Dr. Edouard Hannezo (IST, Austria)
Mechano-chemical models of organoid morphogenesis and collective migration
Time & Location
28 Apr 2021, 5:00 pm AEST
Theory of Living Systems Webinar
About the Event
Abstract
There is increasing evidence that both mechanical and biochemical signals play important roles in morphogenesis and collective cell migration. The development of complex organisms, in particular, has been proposed to rely on the feedback between mechanical and biochemical patterning events. However, integrating the two in a theoretical framework capable of making meaningful and quantitative predictions has remained challenging. Here, I will discuss two examples of our current efforts towards this. I will first present work on intestinal organoid morphogenesis, where we show that crypt/villus formation is orchestrated by cellular fate, creating patterns of mechanical and osmotic forces robustly shaping the organoid.
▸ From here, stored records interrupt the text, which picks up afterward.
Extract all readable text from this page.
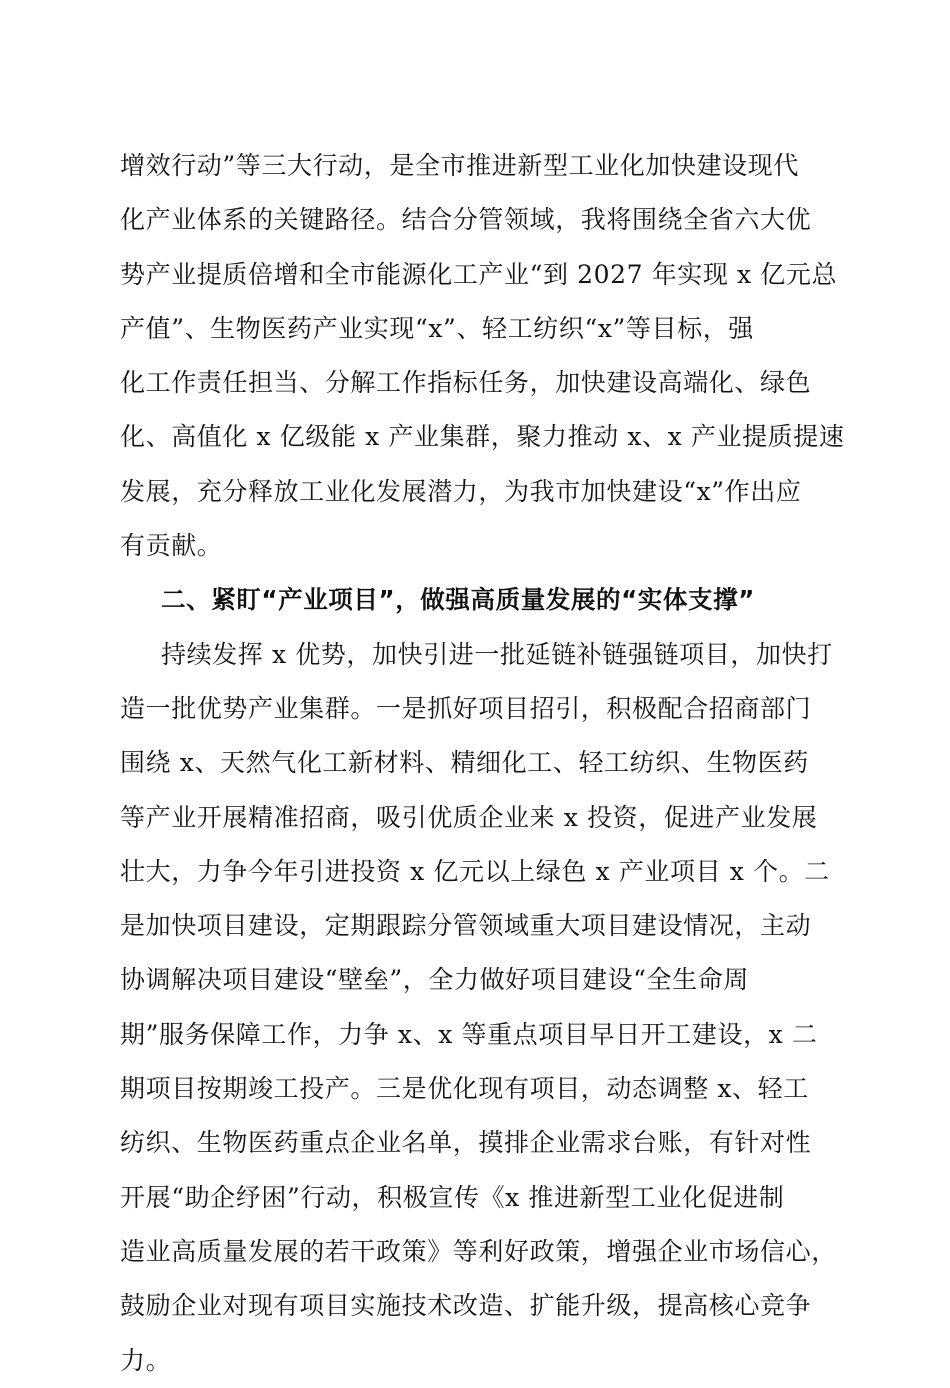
增效行动”等三大行动，是全市推进新型工业化加快建设现代
化产业体系的关键路径。结合分管领域，我将围绕全省六大优
势产业提质倍增和全市能源化工产业“到 2027 年实现 x 亿元总
产值”、生物医药产业实现“x”、轻工纺织“x”等目标，强
化工作责任担当、分解工作指标任务，加快建设高端化、绿色
化、高值化 x 亿级能 x 产业集群，聚力推动 x、x 产业提质提速
发展，充分释放工业化发展潜力，为我市加快建设“x”作出应
有贡献。
二、紧盯“产业项目”，做强高质量发展的“实体支撑”
持续发挥 x 优势，加快引进一批延链补链强链项目，加快打
造一批优势产业集群。一是抓好项目招引，积极配合招商部门
围绕 x、天然气化工新材料、精细化工、轻工纺织、生物医药
等产业开展精准招商，吸引优质企业来 x 投资，促进产业发展
壮大，力争今年引进投资 x 亿元以上绿色 x 产业项目 x 个。二
是加快项目建设，定期跟踪分管领域重大项目建设情况，主动
协调解决项目建设“壁垒”，全力做好项目建设“全生命周
期”服务保障工作，力争 x、x 等重点项目早日开工建设，x 二
期项目按期竣工投产。三是优化现有项目，动态调整 x、轻工
纺织、生物医药重点企业名单，摸排企业需求台账，有针对性
开展“助企纾困”行动，积极宣传《x 推进新型工业化促进制
造业高质量发展的若干政策》等利好政策，增强企业市场信心，
鼓励企业对现有项目实施技术改造、扩能升级，提高核心竞争
力。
I will then talk about how MDCK cells generate mechanochemical waves, and use them for symmetry-breaking/optimal long-ranged polarization in wound healing.
About the speaker
Dr. Edouard Hannezo is an Assistant Professor in at the Institute of Science and Technology (IST Austria) where he runs the Physical Principles in Biological Systems group. The Hannezo group is particularly interested in design principles and processes of self-organization in biology, at various scales, in close collaboration with cell and developmental biologists. Their methods include tools from solid and fluid mechanics, statistical physics as well as soft matter approaches. Examples of problems that the group is working on – at three different scales – include: 1) how do cytoskeletal elements, which generate forces within cells, self-organize to produce complex spatio-temporal patterns? 2) how do cells concomitantly acquire identities and shape a tissue during development? and 3) how does complex tissue architecture derive from simple self-organizing principles, for instance during branching morphogenesis (in organs such as the kidneys, mammary glands, pancreas, and prostate) as a prototypical example.